Il a donc fallu que dans la simplicité de mon existence je m'installe, humide et chaude d'avoir ainsi couru dans le soleil, à mon banc le plus séparé des autres, le plus en retrait, pour songer à ma journée. À l'ensemble des inachèvements de mes gestes, paroles, projets, à tout cela que j'appelle les « mort-nés » – comme on hasarde quelque part une intention et que l'on se ravise, que tout se relâche de lui-même et tombe, épouse le sol, se répand comme un fruit mûr dont la saveur demeure perdue à jamais. Je m'arrêtai quand je remarquais quelque chose d'inhabituel dans le paysage. Une énergie. Un déferlement. Une grande force qui ne savait pas bien de quelle manière ni où se déverser. Cet enfant dans le parc on ne voyait que lui. Agile et comme habité par le vent. Je le voyais caracoler et partir plusieurs fois à la rencontre de sa mère pour lui montrer comme c'est lui la vitesse et comme c'est lui la gloire – cela faisait longtemps que je n'avais pas été témoin de telles rafales dans le corps d'un enfant qui joue seul.
Je pense au feu qui est né de rien, de deux pierres frottées ensemble (on n'a jamais su par quelle intuition, tout ceci). La solitude du feu ne l'empêche pas de remplir ses fonctions.
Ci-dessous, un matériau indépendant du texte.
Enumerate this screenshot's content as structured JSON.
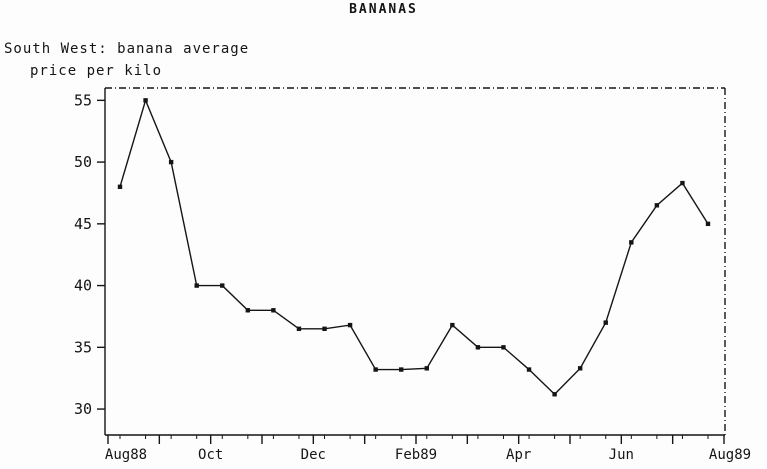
{
  "title": "BANANAS",
  "subtitle_line1": "South West: banana average",
  "subtitle_line2": "price per kilo",
  "chart_data": {
    "type": "line",
    "title": "BANANAS",
    "subtitle": "South West: banana average price per kilo",
    "xlabel": "",
    "ylabel": "price per kilo",
    "ylim": [
      27.9,
      56.0
    ],
    "yticks": [
      30,
      35,
      40,
      45,
      50,
      55
    ],
    "x_tick_labels": [
      "Aug88",
      "Oct",
      "Dec",
      "Feb89",
      "Apr",
      "Jun",
      "Aug89"
    ],
    "x_period": "semi-monthly readings from Aug 1988 to Aug 1989",
    "series": [
      {
        "name": "South West banana average price per kilo",
        "values": [
          48,
          55,
          50,
          40,
          40,
          38,
          38,
          36.5,
          36.5,
          36.8,
          33.2,
          33.2,
          33.3,
          36.8,
          35,
          35,
          33.2,
          31.2,
          33.3,
          37,
          43.5,
          46.5,
          48.3,
          45
        ]
      }
    ],
    "marker": "square",
    "line_color": "#151515",
    "background": "#fdfdfd",
    "grid": false,
    "legend": false,
    "border_style": "solid left/bottom axes, dash-dot top/right frame"
  }
}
Mais ce feu était différent, il papillonnait autour de sa pierre sans parvenir à l'allumer, en extraire l'attention, ou à peine. Alors il est parti faire le disparu. Parmi les éléments de la nature. Lui et toute sa volonté froissée.
Inquiète, son premier réflexe à la mère fut bien entendu de crier son nom. Mais que cherche-t-on naïvement à obtenir par l'appel d'un nom ? Une présence ?
Il faut comprendre que si tu ne t'appelles pas « maman regarde ! » lui ne s'appellera jamais « Yanis où tu es ?! ».
Je me décollai de mon banc et partai.
Je ne m'en faisais pas pour la suite de cet "incendie".
Yanis allait retrouver sa mère ou peut-être l'inverse, qui sait ?
Après ça l'air frais qui enveloppe le retour à la maison. Je vais dans la belle lumière déclinante dont l'orangé râcle le sol, et confère aux pensées une précision cristalline.
Je voudrais passer ma vie à retourner chez moi dans le coucher. Sans jamais l'atteindre ce chez moi.